Add never_split feature to BERTTokenizer #1898

reachsumit · 2022-09-13T20:23:30Z

Description

Add never_split feature to BERTTokenizer

This change is targeted to address the issue #1883 . It adds a new parameter never_split to BERTTokenizer in order to enable the user to specify a sequence of token that should not be changed during tokenization.

Close #1883

Types of changes

[x ] New feature (non-breaking change which adds core functionality)

Changes made

Made changes to C++ code (BERTEncoder class) to support the never_split functionality.
- Updated torch bindings and py bindings as required.
Added never_split parameter to Python code (BERTTokenizer class).
Added unit test to extensively test the tokenization process.

Testing

No issue identified in pre-commit
No issue identified with any of existing or new unit tests.

joecummings · 2022-09-13T23:33:20Z

@reachsumit Please look into test failures. LMK if you need help debugging.

reachsumit · 2022-09-14T00:00:30Z

@joecummings Thank you for looking into this. There seems to be a pattern of failures among the tests.

The unittest_macos_py* tests seem to be failing with the following 'No space left' error.

...
E       OSError: [Errno 28] No space left on device
...

The unittest_linux_py* tests seems to have a segmentation fault for the following:

...
test/prototype/test_with_asset.py::TestTransformsWithAsset::test_vocab_from_raw_text_file Fatal Python error: Segmentation fault
...

I see the same pattern of failures for other builds, such as @Nayef211 's #1899 .
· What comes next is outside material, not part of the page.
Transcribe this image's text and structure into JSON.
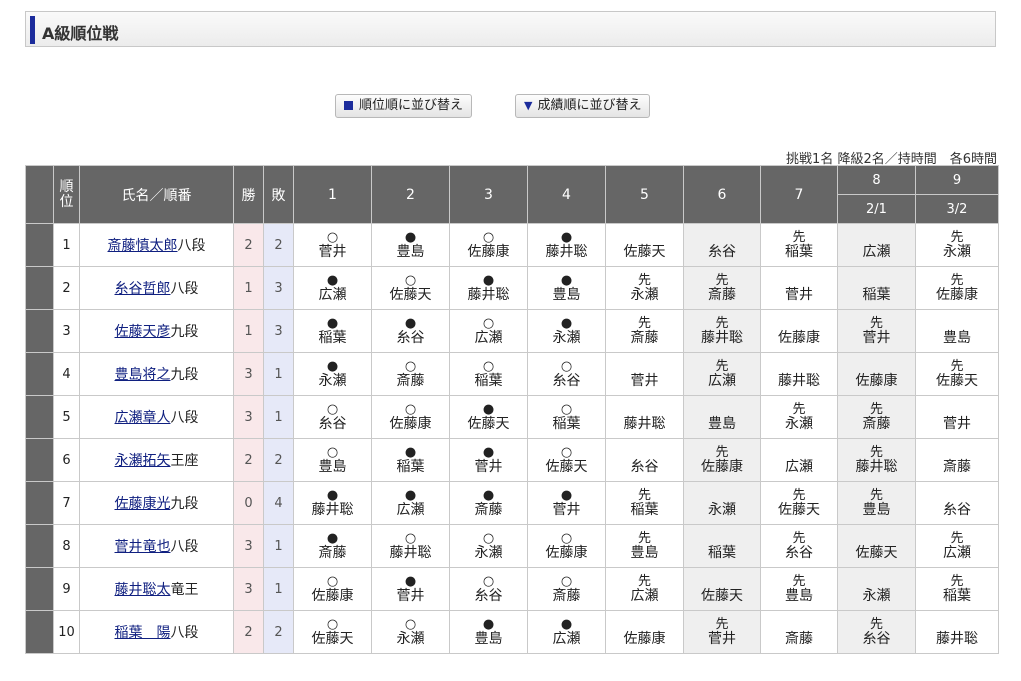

For the unittest_windows_py* tests, I see a bunch of warnings but no specific error.

I would appreciate any tips or pointers for debugging this further. 🙏🏽

Nayef211 · 2022-09-14T00:11:03Z

Hey @reachsumit. Happy to provide some further context here.

The unittest_macos_py* tests seem to be failing with the following 'No space left' error.
...
E       OSError: [Errno 28] No space left on device
...

This should be resolved once #1889 lands and you can ignore these errors for the time being.

The unittest_linux_py* tests seems to have a segmentation fault for the following:
...
test/prototype/test_with_asset.py::TestTransformsWithAsset::test_vocab_from_raw_text_file Fatal Python error: Segmentation fault
...

These tests should be disabled in CI once #1901 lands and you can rebase your branch on top of the latest main once this happens.

For the unittest_windows_py* tests, I see a bunch of warnings but no specific error.

The windows CI build failures look new and may be caused by this PR and could require some further investigation (see sample CI failure)

Nayef211 · 2022-09-16T00:19:59Z

@reachsumit can you try rebasing on the latest main branch to see if the CI issues are resolved now?

reachsumit · 2022-09-16T02:05:30Z

@reachsumit can you try rebasing on the latest main branch to see if the CI issues are resolved now?

Still seeing the following failures. :(

binary_macos_conda_py3.7

Solving environment: ...working... failed

unittest_macos_py3.8

* Installing conda
PREFIX=/Users/distiller/project/conda
Unpacking payload ...
  0% 0/36 [00:00<?, ?it/s]Exception in thread Thread-2:
Traceback (most recent call last):
  File "threading.py", line 973, in _bootstrap_inner
  File "concurrent/futures/process.py", line 317, in run
  File "concurrent/futures/process.py", line 376, in wait_result_broken_or_wakeup
  File "concurrent/futures/process.py", line 376, in <listcomp>
RuntimeError: dictionary changed size during iteration

unittest_macos_py3.9

torchtext_unittest/datasets/test_iwslt2016.py::TestIWSLT2016::test_iwslt2016_split_argument_0_train FAILED
...
>       parser.feed(text)
E       xml.etree.ElementTree.ParseError: syntax error: line 1, column 0

../env/lib/python3.9/xml/etree/ElementTree.py:1344: ParseError

Nayef211

Overall LGTM! Thanks for working on this feature @reachsumit! The 2 test failures you're seeing are due to flaky tests and not caused by your PR. I will stamp once the PR comment is resolved.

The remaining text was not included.